Following a yearlong sabbatical, Blacker plans to return to campus and continue teaching about foreign policy – a topic he mastered through academic research and as President BILL CLINTON’s special assistant for national security affairs and senior director of Russian, Ukrainian and Eurasian affairs at the National Security Council.

Reading letters written by Clinton, former national security adviser SANDY BERGER and MICHAEL McFAUL – the U.S. ambassador to Russia and FSI senior fellow who studied closely with Blacker – Rice capped a lineup of colleagues, students and donors who honored the departing director during a recent farewell reception at the Cantor Arts Center.

“Under your directorship, the institute has enhanced its status as one of the globe’s most prominent and influential centers for the study of international relations,” Clinton wrote. “The institute’s research is helping us move toward a more stable, sustainable and equitable world in this age of interdependence.

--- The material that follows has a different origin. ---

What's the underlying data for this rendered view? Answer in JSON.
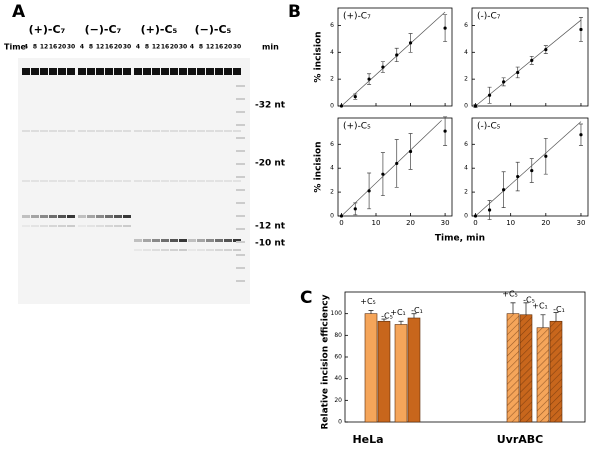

In addition to your devotion to Stanford, I will always be grateful for your outstanding work at the National Security Council during my presidency.”

Nearly 20 years before joining the Clinton administration in 1995, Blacker arrived at Stanford as a postdoctoral fellow in the university’s Arms Control and Disarmament Program. He lectured and taught through the 1980s, becoming a popular professor known for working closely with his students.

“I saw in him a mentor who not only excelled in his field, but did so with intellectual fortitude, integrity and a deep-seated sense of service to which I only hoped I could aspire,” said THEO MILONOPOULOS, a former student of Blacker’s who is now a Fulbright Scholar at King’s College London.

In 1991, Blacker became a senior fellow at the Institute for International Studies, the precursor to FSI. He was appointed as the institute’s deputy director in 1998 and took over as director five years later.

Under Blacker’s tenure, FSI expanded its number of research centers from four to seven, and grew its faculty from 21 to 32 professors. The institute’s endowment is nearly $200 million, up from $122 million in 2002.

“FSI has really become the jewel in the crown of Stanford’s interdisciplinary institutes under Chip’s leadership,” said ANN ARVIN, Stanford’s dean of research. “I hesitate to say how many times I have advised others to just ask Chip how they do it at FSI – whatever ‘it’ may be.”